The term “amalgam poisoning” refers to medical harm caused by the breakdown of dental amalgam used to fill cavities in the teeth. The term is frequently used by people who oppose the use of amalgam for dental purposes. They say the silver filling amalgam — actually a blend of mercury and silver — has the potential to deteriorate over time and cause harm to the human body via the mercury’s extreme toxicity. Studies that involve animals show that, once mercury leaks into the body, it remains in areas such as the kidneys, liver and lungs more than five months later, and that lingering presence of mercury can lead to amalgam poisoning.
There are mercury-free materials that can be used for dental fillings. A number of dentists still use amalgam fillings, however, saying the mercury-silver blend stands up better to the amount of activity that takes place in the mouth. They also like that the amalgam can cost less than ceramic fillings, potentially lowering the cost of dental care for their patients.

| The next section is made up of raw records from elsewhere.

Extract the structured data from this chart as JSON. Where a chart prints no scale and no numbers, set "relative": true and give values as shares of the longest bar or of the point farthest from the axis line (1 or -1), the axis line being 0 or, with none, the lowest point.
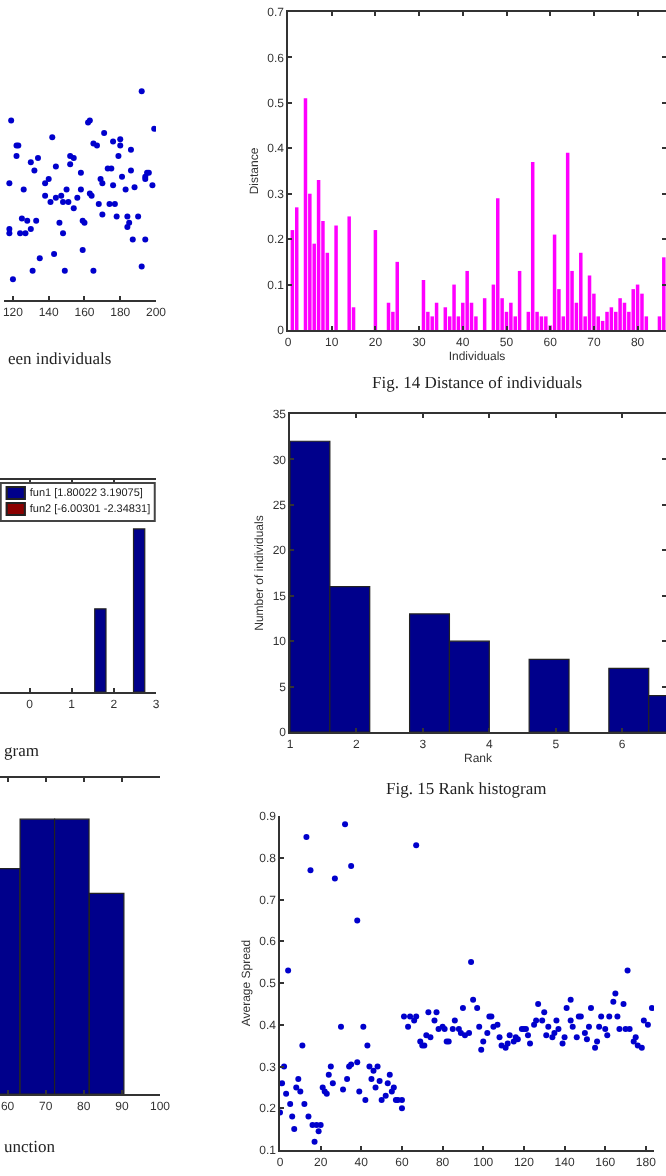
{
  "chart_data": [
    {
      "type": "scatter",
      "relative": true,
      "color": "#0000cc",
      "marker": "circle",
      "xlim": [
        115,
        200
      ],
      "xticks": [
        120,
        140,
        160,
        180,
        200
      ],
      "annotations": [
        "een individuals"
      ],
      "x": [
        119,
        122,
        123,
        122,
        118,
        126,
        130,
        134,
        132,
        138,
        140,
        142,
        144,
        152,
        154,
        152,
        158,
        162,
        163,
        165,
        167,
        171,
        173,
        175,
        176,
        180,
        180,
        186,
        179,
        181,
        186,
        192,
        199,
        195,
        196,
        194,
        198,
        194,
        188,
        183,
        176,
        169,
        170,
        163,
        158,
        156,
        150,
        147,
        148,
        138,
        141,
        144,
        118,
        125,
        128,
        133,
        127,
        130,
        124,
        118,
        146,
        148,
        159,
        160,
        168,
        170,
        174,
        177,
        178,
        184,
        185,
        184,
        190,
        187,
        194,
        135,
        143,
        131,
        149,
        159,
        165,
        192,
        120,
        164,
        154,
        151
      ],
      "values": [
        0.86,
        0.74,
        0.74,
        0.69,
        0.56,
        0.53,
        0.66,
        0.68,
        0.62,
        0.56,
        0.58,
        0.78,
        0.64,
        0.69,
        0.68,
        0.65,
        0.61,
        0.85,
        0.86,
        0.75,
        0.74,
        0.8,
        0.63,
        0.63,
        0.76,
        0.77,
        0.74,
        0.72,
        0.69,
        0.59,
        0.62,
        1.0,
        0.82,
        0.61,
        0.61,
        0.59,
        0.55,
        0.58,
        0.54,
        0.53,
        0.55,
        0.58,
        0.56,
        0.51,
        0.53,
        0.49,
        0.53,
        0.5,
        0.47,
        0.5,
        0.47,
        0.49,
        0.34,
        0.39,
        0.38,
        0.38,
        0.32,
        0.34,
        0.32,
        0.32,
        0.37,
        0.32,
        0.38,
        0.37,
        0.46,
        0.41,
        0.46,
        0.46,
        0.4,
        0.4,
        0.37,
        0.35,
        0.4,
        0.29,
        0.29,
        0.2,
        0.22,
        0.14,
        0.14,
        0.24,
        0.14,
        0.16,
        0.1,
        0.5,
        0.44,
        0.47
      ]
    },
    {
      "type": "bar",
      "color": "#ff00ff",
      "xlim": [
        0,
        86.5
      ],
      "xticks": [
        0,
        10,
        20,
        30,
        40,
        50,
        60,
        70,
        80
      ],
      "ylim": [
        0,
        0.7
      ],
      "yticks": [
        0,
        0.1,
        0.2,
        0.3,
        0.4,
        0.5,
        0.6,
        0.7
      ],
      "xlabel": "Individuals",
      "ylabel": "Distance",
      "annotations": [
        "Fig. 14 Distance of individuals"
      ],
      "x": [
        1,
        2,
        4,
        5,
        6,
        7,
        8,
        9,
        11,
        14,
        15,
        20,
        23,
        24,
        25,
        31,
        32,
        33,
        34,
        36,
        37,
        38,
        39,
        40,
        41,
        42,
        43,
        45,
        47,
        48,
        49,
        50,
        51,
        52,
        53,
        55,
        56,
        57,
        58,
        59,
        60,
        61,
        62,
        63,
        64,
        65,
        66,
        67,
        68,
        69,
        70,
        71,
        72,
        73,
        74,
        75,
        76,
        77,
        78,
        79,
        80,
        81,
        82,
        85,
        86
      ],
      "values": [
        0.22,
        0.27,
        0.51,
        0.3,
        0.19,
        0.33,
        0.24,
        0.17,
        0.23,
        0.25,
        0.05,
        0.22,
        0.06,
        0.04,
        0.15,
        0.11,
        0.04,
        0.03,
        0.06,
        0.05,
        0.03,
        0.1,
        0.03,
        0.06,
        0.13,
        0.06,
        0.03,
        0.07,
        0.1,
        0.29,
        0.07,
        0.04,
        0.06,
        0.03,
        0.13,
        0.04,
        0.37,
        0.04,
        0.03,
        0.03,
        0.01,
        0.21,
        0.09,
        0.03,
        0.39,
        0.13,
        0.06,
        0.17,
        0.03,
        0.12,
        0.08,
        0.03,
        0.02,
        0.04,
        0.05,
        0.04,
        0.07,
        0.06,
        0.04,
        0.09,
        0.1,
        0.08,
        0.03,
        0.03,
        0.16
      ]
    },
    {
      "type": "bar",
      "relative": true,
      "legend": "top",
      "xlim": [
        -0.7,
        3
      ],
      "xticks": [
        0,
        1,
        2,
        3
      ],
      "annotations": [
        "gram"
      ],
      "x": [
        1.68,
        2.6
      ],
      "series": [
        {
          "name": "fun1 [1.80022 3.19075]",
          "color": "#00008b",
          "values": [
            0.51,
            1
          ]
        },
        {
          "name": "fun2 [-6.00301 -2.34831]",
          "color": "#8b0000",
          "values": [
            null,
            null
          ]
        }
      ]
    },
    {
      "type": "histogram",
      "color": "#00008b",
      "xlim": [
        1,
        6.66
      ],
      "xticks": [
        1,
        2,
        3,
        4,
        5,
        6
      ],
      "ylim": [
        0,
        35
      ],
      "yticks": [
        0,
        5,
        10,
        15,
        20,
        25,
        30,
        35
      ],
      "xlabel": "Rank",
      "ylabel": "Number of individuals",
      "annotations": [
        "Fig. 15 Rank histogram"
      ],
      "bins": [
        1,
        1.6,
        2.2,
        2.8,
        3.4,
        4.0,
        4.6,
        5.2,
        5.8,
        6.4,
        7.0
      ],
      "values": [
        32,
        16,
        0,
        13,
        10,
        0,
        8,
        0,
        7,
        4
      ]
    },
    {
      "type": "bar",
      "relative": true,
      "color": "#00008b",
      "xlim": [
        58,
        100
      ],
      "xticks": [
        60,
        70,
        80,
        90,
        100
      ],
      "annotations": [
        "unction"
      ],
      "x": [
        58.65,
        67.8,
        76.85,
        86
      ],
      "values": [
        0.82,
        1,
        1,
        0.73
      ]
    },
    {
      "type": "scatter",
      "color": "#0000cc",
      "marker": "circle",
      "xlim": [
        0,
        184
      ],
      "xticks": [
        0,
        20,
        40,
        60,
        80,
        100,
        120,
        140,
        160,
        180
      ],
      "ylim": [
        0.1,
        0.9
      ],
      "yticks": [
        0.1,
        0.2,
        0.3,
        0.4,
        0.5,
        0.6,
        0.7,
        0.8,
        0.9
      ],
      "ylabel": "Average Spread",
      "x": [
        0,
        2,
        1,
        3,
        4,
        5,
        6,
        7,
        8,
        9,
        10,
        11,
        12,
        13,
        14,
        15,
        16,
        17,
        18,
        19,
        20,
        21,
        22,
        23,
        24,
        25,
        26,
        27,
        32,
        35,
        38,
        30,
        31,
        33,
        34,
        35,
        38,
        39,
        41,
        42,
        43,
        44,
        45,
        46,
        47,
        48,
        49,
        50,
        52,
        53,
        54,
        55,
        56,
        57,
        58,
        60,
        60,
        61,
        63,
        64,
        66,
        67,
        67,
        69,
        70,
        71,
        72,
        73,
        74,
        76,
        77,
        78,
        80,
        81,
        82,
        83,
        85,
        86,
        88,
        89,
        90,
        91,
        93,
        94,
        95,
        97,
        98,
        99,
        100,
        102,
        103,
        104,
        105,
        107,
        108,
        109,
        111,
        112,
        113,
        115,
        116,
        117,
        119,
        120,
        121,
        122,
        123,
        125,
        126,
        127,
        129,
        130,
        131,
        132,
        134,
        135,
        136,
        137,
        139,
        140,
        141,
        143,
        143,
        144,
        146,
        147,
        148,
        150,
        151,
        152,
        153,
        155,
        156,
        157,
        158,
        160,
        161,
        162,
        164,
        165,
        166,
        167,
        169,
        170,
        171,
        172,
        174,
        175,
        176,
        178,
        179,
        181,
        183
      ],
      "values": [
        0.19,
        0.3,
        0.26,
        0.235,
        0.53,
        0.21,
        0.18,
        0.15,
        0.25,
        0.27,
        0.24,
        0.35,
        0.21,
        0.85,
        0.18,
        0.77,
        0.16,
        0.12,
        0.16,
        0.145,
        0.16,
        0.25,
        0.24,
        0.235,
        0.28,
        0.3,
        0.26,
        0.75,
        0.88,
        0.78,
        0.65,
        0.395,
        0.245,
        0.27,
        0.3,
        0.305,
        0.31,
        0.24,
        0.395,
        0.22,
        0.35,
        0.3,
        0.27,
        0.29,
        0.25,
        0.3,
        0.265,
        0.22,
        0.23,
        0.26,
        0.28,
        0.24,
        0.25,
        0.22,
        0.22,
        0.2,
        0.22,
        0.42,
        0.395,
        0.42,
        0.41,
        0.83,
        0.42,
        0.36,
        0.35,
        0.35,
        0.375,
        0.43,
        0.37,
        0.41,
        0.43,
        0.39,
        0.395,
        0.39,
        0.36,
        0.36,
        0.39,
        0.41,
        0.39,
        0.38,
        0.44,
        0.375,
        0.38,
        0.55,
        0.46,
        0.44,
        0.395,
        0.34,
        0.36,
        0.38,
        0.42,
        0.42,
        0.395,
        0.4,
        0.37,
        0.35,
        0.345,
        0.355,
        0.375,
        0.36,
        0.37,
        0.365,
        0.39,
        0.39,
        0.39,
        0.375,
        0.355,
        0.4,
        0.41,
        0.45,
        0.41,
        0.43,
        0.375,
        0.395,
        0.37,
        0.38,
        0.41,
        0.39,
        0.355,
        0.37,
        0.44,
        0.41,
        0.46,
        0.395,
        0.37,
        0.42,
        0.42,
        0.38,
        0.365,
        0.395,
        0.44,
        0.345,
        0.36,
        0.395,
        0.42,
        0.39,
        0.375,
        0.42,
        0.455,
        0.475,
        0.42,
        0.39,
        0.45,
        0.39,
        0.53,
        0.39,
        0.36,
        0.37,
        0.35,
        0.345,
        0.41,
        0.4,
        0.44
      ]
    }
  ]
}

Some people believe amalgam poisoning plays a large role in the disruption of normal brain activity. They say it can cause a person’s mood to fluctuate from one extreme to the other. Some other common examples of health concerns that may occur as a result of this type of toxicity include multiple personalities disorder, autism, and even extremely dry skin.

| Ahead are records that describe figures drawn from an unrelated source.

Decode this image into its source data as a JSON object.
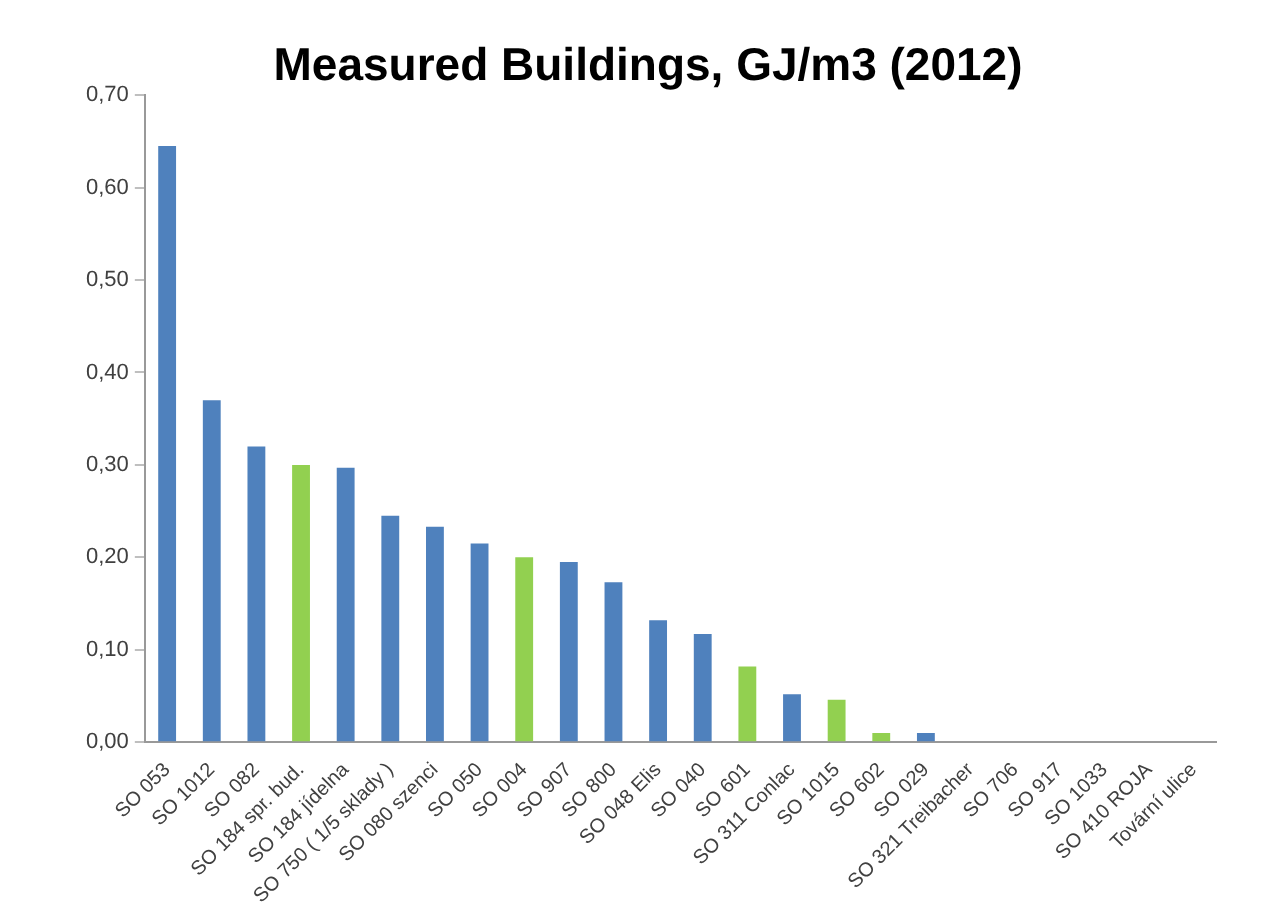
{
  "chart_data": {
    "type": "bar",
    "title": "Measured Buildings, GJ/m3 (2012)",
    "categories": [
      "SO 053",
      "SO 1012",
      "SO 082",
      "SO 184 spr. bud.",
      "SO 184 jídelna",
      "SO 750 ( 1/5 sklady )",
      "SO 080 szenci",
      "SO 050",
      "SO 004",
      "SO 907",
      "SO 800",
      "SO 048 Elis",
      "SO 040",
      "SO 601",
      "SO 311 Conlac",
      "SO 1015",
      "SO 602",
      "SO 029",
      "SO 321 Treibacher",
      "SO 706",
      "SO 917",
      "SO 1033",
      "SO 410 ROJA",
      "Tovární ulice"
    ],
    "values": [
      0.645,
      0.37,
      0.32,
      0.3,
      0.297,
      0.245,
      0.233,
      0.215,
      0.2,
      0.195,
      0.173,
      0.132,
      0.117,
      0.082,
      0.052,
      0.046,
      0.01,
      0.01,
      0,
      0,
      0,
      0,
      0,
      0
    ],
    "colors": [
      "#4f81bd",
      "#4f81bd",
      "#4f81bd",
      "#92d050",
      "#4f81bd",
      "#4f81bd",
      "#4f81bd",
      "#4f81bd",
      "#92d050",
      "#4f81bd",
      "#4f81bd",
      "#4f81bd",
      "#4f81bd",
      "#92d050",
      "#4f81bd",
      "#92d050",
      "#92d050",
      "#4f81bd",
      "#4f81bd",
      "#4f81bd",
      "#4f81bd",
      "#4f81bd",
      "#4f81bd",
      "#4f81bd"
    ],
    "ylim": [
      0,
      0.7
    ],
    "yticks": [
      {
        "value": 0,
        "label": "0,00"
      },
      {
        "value": 0.1,
        "label": "0,10"
      },
      {
        "value": 0.2,
        "label": "0,20"
      },
      {
        "value": 0.3,
        "label": "0,30"
      },
      {
        "value": 0.4,
        "label": "0,40"
      },
      {
        "value": 0.5,
        "label": "0,50"
      },
      {
        "value": 0.6,
        "label": "0,60"
      },
      {
        "value": 0.7,
        "label": "0,70"
      }
    ],
    "grid": false,
    "legend": false
  }
}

Dentists trying to diagnose amalgam poisoning and determine whether someone needs to have their amalgam-based fillings removed can use a machine that detects the amount of mercury that exists in the body at the time of the test. First, the patient has to chew for more than 7 minutes to cause minute specs of amalgam to dislodge from the cavities. The dentist then uses a vapor analyzer to see how much mercury is in the patient’s body.

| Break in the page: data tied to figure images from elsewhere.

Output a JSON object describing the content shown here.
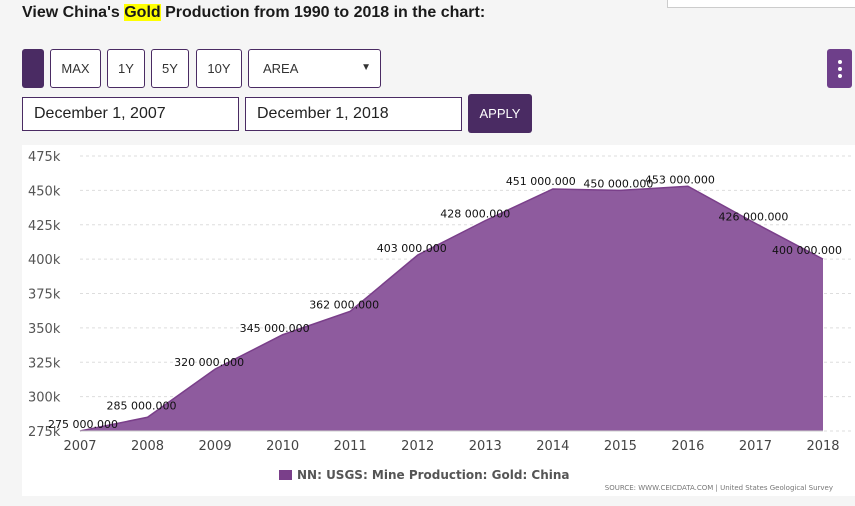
{
  "heading": {
    "prefix": "View China's ",
    "highlight": "Gold",
    "suffix": " Production from 1990 to 2018 in the chart:"
  },
  "controls": {
    "range_buttons": [
      "MAX",
      "1Y",
      "5Y",
      "10Y"
    ],
    "chart_type": "AREA",
    "caret": "▼",
    "start_date": "December 1, 2007",
    "end_date": "December 1, 2018",
    "apply_label": "APPLY"
  },
  "colors": {
    "accent": "#4a2b63",
    "area_fill": "#8e5b9e",
    "area_line": "#7a3f8a",
    "highlight": "#ffff00"
  },
  "legend_label": "NN: USGS: Mine Production: Gold: China",
  "source": "SOURCE: WWW.CEICDATA.COM | United States Geological Survey",
  "chart_data": {
    "type": "area",
    "title": "",
    "xlabel": "",
    "ylabel": "",
    "x": [
      2007,
      2008,
      2009,
      2010,
      2011,
      2012,
      2013,
      2014,
      2015,
      2016,
      2017,
      2018
    ],
    "series": [
      {
        "name": "NN: USGS: Mine Production: Gold: China",
        "values": [
          275000,
          285000,
          320000,
          345000,
          362000,
          403000,
          428000,
          451000,
          450000,
          453000,
          426000,
          400000
        ]
      }
    ],
    "data_labels": [
      "275 000.000",
      "285 000.000",
      "320 000.000",
      "345 000.000",
      "362 000.000",
      "403 000.000",
      "428 000.000",
      "451 000.000",
      "450 000.000",
      "453 000.000",
      "426 000.000",
      "400 000.000"
    ],
    "yticks": [
      275000,
      300000,
      325000,
      350000,
      375000,
      400000,
      425000,
      450000,
      475000
    ],
    "ytick_labels": [
      "275k",
      "300k",
      "325k",
      "350k",
      "375k",
      "400k",
      "425k",
      "450k",
      "475k"
    ],
    "xtick_labels": [
      "2007",
      "2008",
      "2009",
      "2010",
      "2011",
      "2012",
      "2013",
      "2014",
      "2015",
      "2016",
      "2017",
      "2018"
    ],
    "ylim": [
      275000,
      475000
    ],
    "xlim": [
      2007,
      2018
    ],
    "grid": "horizontal dashed",
    "legend": "bottom-center"
  }
}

Some practitioners of alternative medicine believe that certain herbs, such as cilantro, can help to rid the body of too much mercury. To help stop the spread of amalgam poisoning by speeding the removal of mercury from the body, an acupuncturist may urge a patient to heat a single teaspoon of cilantro until it is slightly warm, and then eat it by itself or with a glass of water. The patient also is likely to be told to warm the cilantro using a pan that contains no metal, because even a trace of metal could serve to make the amalgam poisoning worse.